Uma segunda dica que eu dou para o pequeno negócio ou para as empresas de uma pessoa só é que eles perguntem mais sobre o que fazer ou como fazer. Não só o apoio do Sebrae é fundamental aqui, mas também o das comunidades onde eles estão inseridos e se dedicando a conversar com pessoas diferentes deles. O mundo tem pensamentos muito diversos sobre muitas coisas, e esses pensamentos  têm de ir para dentro da empresa. Então, para as pequenas empresas, que às vezes são comandadas por uma pessoa só, e essa pensa com ‘a cabeça dele’ e não olha para todos os pontos relevantes e que, às vezes, têm uma solução que não impacta porque não teve um olhar dirigido a todas as possibilidades.

E, por fim, uma terceira dica que eu daria é: criem uma comunidade. Efetivamente, apresentem uma proposta de valor que faça sentido e gere conteúdo. Isso é a maneira de como vocês vão estar próximos da web 3.0 e preparando a empresa para o futuro. Se ela não tiver um conteúdo para entregar ou se ela não tiver efetivamente consciência de que é responsabilidade dela saber sobre aquilo que ela vende e ensinar e compartilhar sobre aquilo que ela vende, dificilmente ela terá sucesso neste mundo que a gente tá vivendo.

6) Com o que você acha que o pequeno deve se preocupar em um futuro próximo?

Sem dúvida, a maior preocupação do pequeno negócio, num futuro próximo e em curto prazo, não é com o metaverso. Não são as coisas com ainda baixa volumetria. Ele tem muito mais é que olhar o que ele tem de pendência antes de sentir a tendência.
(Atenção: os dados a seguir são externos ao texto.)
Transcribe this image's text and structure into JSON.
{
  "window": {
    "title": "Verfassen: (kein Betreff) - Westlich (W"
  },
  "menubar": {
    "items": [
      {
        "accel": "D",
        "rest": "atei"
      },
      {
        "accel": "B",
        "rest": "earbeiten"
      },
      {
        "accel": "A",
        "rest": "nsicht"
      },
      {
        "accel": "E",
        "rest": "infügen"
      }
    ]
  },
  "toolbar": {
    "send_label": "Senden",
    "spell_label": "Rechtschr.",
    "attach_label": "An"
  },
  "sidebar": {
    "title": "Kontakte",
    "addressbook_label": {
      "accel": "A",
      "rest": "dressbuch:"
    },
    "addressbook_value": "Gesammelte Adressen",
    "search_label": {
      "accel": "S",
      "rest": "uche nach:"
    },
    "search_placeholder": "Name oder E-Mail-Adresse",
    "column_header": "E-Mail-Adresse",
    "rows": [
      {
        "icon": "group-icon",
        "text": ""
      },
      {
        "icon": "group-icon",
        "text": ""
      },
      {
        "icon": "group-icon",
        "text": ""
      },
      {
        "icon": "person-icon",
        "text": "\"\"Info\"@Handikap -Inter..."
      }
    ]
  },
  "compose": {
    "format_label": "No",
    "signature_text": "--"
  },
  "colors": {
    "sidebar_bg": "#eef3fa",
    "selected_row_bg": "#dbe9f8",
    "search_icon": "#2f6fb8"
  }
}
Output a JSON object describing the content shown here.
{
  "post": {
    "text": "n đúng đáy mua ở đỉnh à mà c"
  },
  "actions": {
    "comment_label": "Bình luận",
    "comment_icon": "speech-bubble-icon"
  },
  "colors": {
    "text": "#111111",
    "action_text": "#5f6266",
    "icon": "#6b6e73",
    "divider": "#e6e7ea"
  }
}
A realidade é que as empresas pequenas têm a possibilidade de interagir com o cliente como sendo único. Talvez hoje esse pequeno negócio ainda não saiba o nome do cliente ou o aniversário dele ou o que ele mais gosta, por exemplo. Então, tem coisas hoje que podem ser adquiridas com solução simples e barata, ou seja, são softwares e empresas-service, que são adquiridos no mercado, possibilidades de CRM, possibilidades de análises de MPS(Master Production Schedule “Plano Mestre de Produção ou Planejamento Mestre da Produção”), possibilidades de ouvir esse cliente de forma bastante simples. Soluções que, com 100 reais por mês, o cliente consegue ter informações relevantes do ambiente onde ele está inserido e começar a cuidar e a guardar os dados desse cliente para passar a ofertar algo que tenha mais consistência com o que o cliente precisa no momento em que ele está.

Nesse contexto, acho que no momento atual, não é com o metaverso que devemos nos preocupar, e sim com dados. É pensar como conhecer um pouco melhor o que está acontecendo e guardar e transformar isso em proposta de valor da empresa. Creio que essa deveria ser a preocupação imediata do pequeno negócio.

7) Você tem alguma dica para quem empreende ficar por dentro das tendências e descobrir mudanças que devem impactar seus negócios?

A minha dica de conteúdo para eles se manterem atualizados é que dediquem todos os dias um tempo, seja no caminho para o trabalho, seja quando estiver em casa, para escutar podcast  e conteúdos. O Sebrae desenvolve um trabalho incrível de conteúdo que se encontra disponível neste portal da inovação e muito mais gente oferta isso. Acho que o podcast tem trazido rapidamente muita coisa legal também.

Tem muita coisa legal para ser vista e acompanhada. O Sebrae está lançando uma série de mais 10 podcasts; a instituição produziu uma no ano passado – que vale a pena voltar e ouvir . Então, a ideia é ir atrás. Você não vai receber nada de mão beijada. Você também deve assistir a séries, que são muito legais e que estejam relacionadas a esse ambiente. Outra dica é ter paciência e ler alguns livros voltados ao assunto. 

De qualquer forma, eu entendo que este momento tem que ser de dedicação e buscar conteúdo a respeito desse tema.